531w26

Review comments on Final Project 12, STATS 531 W26

The project takles a real issue and is written to a high standard of reproducibility, clarity and academic precision. The project is not especially ambitious - it is similar to many previous 531 projects, with a new dataset. However, every dataset and scientific situation requires careful attention. On top of that, moving to Pypomp is an advance over previous projects.

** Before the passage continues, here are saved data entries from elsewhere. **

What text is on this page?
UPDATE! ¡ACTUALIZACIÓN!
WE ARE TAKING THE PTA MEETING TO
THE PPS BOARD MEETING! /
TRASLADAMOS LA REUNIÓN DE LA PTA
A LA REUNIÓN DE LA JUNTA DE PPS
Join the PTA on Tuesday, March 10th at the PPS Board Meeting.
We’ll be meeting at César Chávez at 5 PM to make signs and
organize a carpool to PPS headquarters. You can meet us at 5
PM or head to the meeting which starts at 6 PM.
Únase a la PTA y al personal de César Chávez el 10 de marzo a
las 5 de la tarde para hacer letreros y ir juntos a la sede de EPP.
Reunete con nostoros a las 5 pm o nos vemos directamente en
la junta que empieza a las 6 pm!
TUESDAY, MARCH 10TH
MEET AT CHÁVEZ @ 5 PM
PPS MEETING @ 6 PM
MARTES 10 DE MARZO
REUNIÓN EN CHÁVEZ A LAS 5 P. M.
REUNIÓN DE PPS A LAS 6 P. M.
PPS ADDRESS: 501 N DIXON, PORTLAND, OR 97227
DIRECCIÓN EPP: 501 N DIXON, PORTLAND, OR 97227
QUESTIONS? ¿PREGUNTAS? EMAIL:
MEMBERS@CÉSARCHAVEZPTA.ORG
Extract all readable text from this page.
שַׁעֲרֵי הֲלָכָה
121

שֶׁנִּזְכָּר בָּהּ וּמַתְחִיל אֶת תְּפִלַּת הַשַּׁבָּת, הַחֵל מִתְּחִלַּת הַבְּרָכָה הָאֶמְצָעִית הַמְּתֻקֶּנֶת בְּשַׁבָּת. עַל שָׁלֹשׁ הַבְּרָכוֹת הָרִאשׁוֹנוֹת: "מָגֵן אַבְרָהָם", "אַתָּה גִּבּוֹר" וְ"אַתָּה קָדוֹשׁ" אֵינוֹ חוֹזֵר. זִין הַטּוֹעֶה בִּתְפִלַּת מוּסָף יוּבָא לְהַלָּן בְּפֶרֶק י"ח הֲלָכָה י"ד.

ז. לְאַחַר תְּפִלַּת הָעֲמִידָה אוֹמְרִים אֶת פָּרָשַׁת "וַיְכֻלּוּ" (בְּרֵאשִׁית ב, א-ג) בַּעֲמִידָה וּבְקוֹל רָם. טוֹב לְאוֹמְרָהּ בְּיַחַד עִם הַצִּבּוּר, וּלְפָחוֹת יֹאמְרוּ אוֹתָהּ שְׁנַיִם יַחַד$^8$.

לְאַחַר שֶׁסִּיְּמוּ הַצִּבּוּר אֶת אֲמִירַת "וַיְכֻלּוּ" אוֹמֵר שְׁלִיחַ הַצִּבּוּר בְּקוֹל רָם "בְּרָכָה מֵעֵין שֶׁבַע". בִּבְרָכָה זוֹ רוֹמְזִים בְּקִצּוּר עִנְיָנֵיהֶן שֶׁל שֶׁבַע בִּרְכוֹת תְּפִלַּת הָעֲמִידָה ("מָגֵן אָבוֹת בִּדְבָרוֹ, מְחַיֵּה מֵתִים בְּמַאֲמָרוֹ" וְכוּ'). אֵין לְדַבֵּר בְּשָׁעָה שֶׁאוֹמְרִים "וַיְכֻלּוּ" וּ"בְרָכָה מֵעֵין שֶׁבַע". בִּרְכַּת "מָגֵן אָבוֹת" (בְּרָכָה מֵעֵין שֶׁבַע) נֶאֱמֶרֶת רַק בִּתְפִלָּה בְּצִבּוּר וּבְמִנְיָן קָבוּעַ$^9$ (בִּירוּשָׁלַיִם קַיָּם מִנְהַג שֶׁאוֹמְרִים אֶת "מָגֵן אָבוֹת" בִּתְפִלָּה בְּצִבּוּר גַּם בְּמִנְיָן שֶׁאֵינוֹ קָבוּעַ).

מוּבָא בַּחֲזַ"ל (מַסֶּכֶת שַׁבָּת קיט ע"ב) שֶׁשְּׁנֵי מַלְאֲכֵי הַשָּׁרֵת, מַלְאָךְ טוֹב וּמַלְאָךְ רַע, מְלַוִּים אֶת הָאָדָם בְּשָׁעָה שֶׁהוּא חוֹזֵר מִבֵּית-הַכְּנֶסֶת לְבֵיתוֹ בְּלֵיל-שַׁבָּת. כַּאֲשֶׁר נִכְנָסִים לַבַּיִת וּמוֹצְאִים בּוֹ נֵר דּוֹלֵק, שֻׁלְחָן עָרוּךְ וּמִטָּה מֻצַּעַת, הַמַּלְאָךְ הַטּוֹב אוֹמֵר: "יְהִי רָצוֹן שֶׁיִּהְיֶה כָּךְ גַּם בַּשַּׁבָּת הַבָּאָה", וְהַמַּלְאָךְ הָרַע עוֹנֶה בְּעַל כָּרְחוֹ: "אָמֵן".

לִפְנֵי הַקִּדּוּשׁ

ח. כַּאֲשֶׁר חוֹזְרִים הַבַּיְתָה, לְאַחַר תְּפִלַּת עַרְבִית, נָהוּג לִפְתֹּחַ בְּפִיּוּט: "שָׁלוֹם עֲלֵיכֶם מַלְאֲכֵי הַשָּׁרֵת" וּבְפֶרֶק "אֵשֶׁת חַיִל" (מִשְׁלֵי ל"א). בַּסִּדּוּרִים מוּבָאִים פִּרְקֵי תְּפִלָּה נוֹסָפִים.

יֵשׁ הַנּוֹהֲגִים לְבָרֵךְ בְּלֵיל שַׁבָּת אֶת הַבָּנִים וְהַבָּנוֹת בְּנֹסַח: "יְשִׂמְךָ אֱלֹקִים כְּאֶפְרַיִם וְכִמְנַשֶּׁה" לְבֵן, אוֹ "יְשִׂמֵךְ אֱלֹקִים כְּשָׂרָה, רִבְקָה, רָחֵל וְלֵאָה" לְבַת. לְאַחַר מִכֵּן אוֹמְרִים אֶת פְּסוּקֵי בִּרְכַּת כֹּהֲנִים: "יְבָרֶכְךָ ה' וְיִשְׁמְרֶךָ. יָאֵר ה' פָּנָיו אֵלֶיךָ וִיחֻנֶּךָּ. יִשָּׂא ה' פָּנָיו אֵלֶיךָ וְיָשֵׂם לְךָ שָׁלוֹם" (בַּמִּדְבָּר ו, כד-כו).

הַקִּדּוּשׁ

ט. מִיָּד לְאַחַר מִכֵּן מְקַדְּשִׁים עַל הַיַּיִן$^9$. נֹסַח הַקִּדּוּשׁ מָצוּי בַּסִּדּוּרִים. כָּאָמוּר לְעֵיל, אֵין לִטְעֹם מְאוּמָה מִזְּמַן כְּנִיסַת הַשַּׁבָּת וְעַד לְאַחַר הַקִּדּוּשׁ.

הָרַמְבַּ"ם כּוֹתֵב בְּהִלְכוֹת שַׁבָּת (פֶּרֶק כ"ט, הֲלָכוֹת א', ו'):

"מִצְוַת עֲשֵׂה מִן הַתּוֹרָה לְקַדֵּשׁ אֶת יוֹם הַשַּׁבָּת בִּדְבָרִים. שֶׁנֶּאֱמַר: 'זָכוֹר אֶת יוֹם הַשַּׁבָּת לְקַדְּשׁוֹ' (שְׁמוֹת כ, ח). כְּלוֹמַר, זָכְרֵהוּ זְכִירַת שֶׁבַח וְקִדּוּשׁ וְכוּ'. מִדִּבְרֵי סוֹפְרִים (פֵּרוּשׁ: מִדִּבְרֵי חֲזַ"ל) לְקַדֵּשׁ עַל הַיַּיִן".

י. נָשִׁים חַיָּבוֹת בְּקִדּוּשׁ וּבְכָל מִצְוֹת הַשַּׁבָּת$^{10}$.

Figures could use numbers and captions.
Sec 3.2. These large plots do not add much information. The seasonal plot in the Supplement (Sec 8.1) is more informative.
The model equations are missing overdispersion.
The use of a Colab GPU is innovative.
The SARIMA log-likelihood can be compared to SEIRS with the help of a Jacobian adjustment.
The global search has a lower log-likelihood than the best local search, which is inconsistent and should be addressed. Specifically, the report states that the local search reached “a best endpoint log-likelihood of roughly −275,” while the global search achieved −304.8. The local value of −275 comes from the MIF iteration trace — a noisy estimate computed during the perturbation phase. The code block that evaluates the local endpoints with an independent particle filter is marked #| eval: false and was never executed. The global value of −304.8, by contrast, is a proper particle-filter evaluation at J = 10,000. of the methodological difference rather than a genuine result. The local endpoint pfilter should be run and reported; if it really is much higher, the global search should be considered unsuccessful and should be debugged.
Scatterplots and/or profiles would help to investigate weak identifability. It may be good to know that some biologically plausible parameters are statistically plausible, but for data analysis it’s also good to know what biologically surprising values are statistically plausible.
The COVID disruption period is not accounted for in the SEIRS model. The SARIMA model includes explicit COVID-step regressors covering 2020–2022 and validates that these terms are statistically significant. The SEIRS model has no analogous mechanism: it simply tries to fit through the pandemic suppression period using the same transmission parameters as the rest of the series. This is a structural misspecification — the model is asked to simultaneously explain near-zero hospitalization rates during 2020–2021 and normal seasonal peaks before and after, using a stationary sinusoidal $\beta(t)$. A time-varying $\beta(t)$ (beyond seasonality) or a multiplicative regime-shift parameter (similar to the regression analysis) would substantially improve the mechanistic model and allow the two approaches to be compared on equal terms.
The response variable is rounded hospitalization rates, not counts. The POMP observation model is a negative binomial over “pseudo case counts,” constructed by taking df_weekly['Rate'].round(). Many weeks have rates below 1.0 per 100,000 (especially during 2020–2021), so rounding maps them to zero. Rounding a continuous rate to an integer before passing it to a count-based likelihood introduces discretization error and information loss. The report flags this in Section 8.5 but treats it as a minor issue; in fact, it has potentially large impacts. It would be entirely okay to use a continuous measurement model to acknowledge that the data are rates. This would help to make the log-likelihood comparable to the benchmark (if Jacobian effects are dealt with correctly).
In Sec 3.4, it is better not to report a p-value from OLS with highly autocorrelated residuals. That is what regression with ARMA errors is for.
The authors admit that the use of a pseudo-population $N = 10^5$ to turn their rates into counts may not be appropriate, the authors did not perform model checks with different values of $N$ , so we do not get to see how sensitive parameters are to different values of $N$ in this setup. Or, perhaps some alternative model would have been more suitable for this dataset so that one could use the rate directly. There’s no real need to use a discrete measurement model - if your data are real-valued, a continuous measurement model is natural.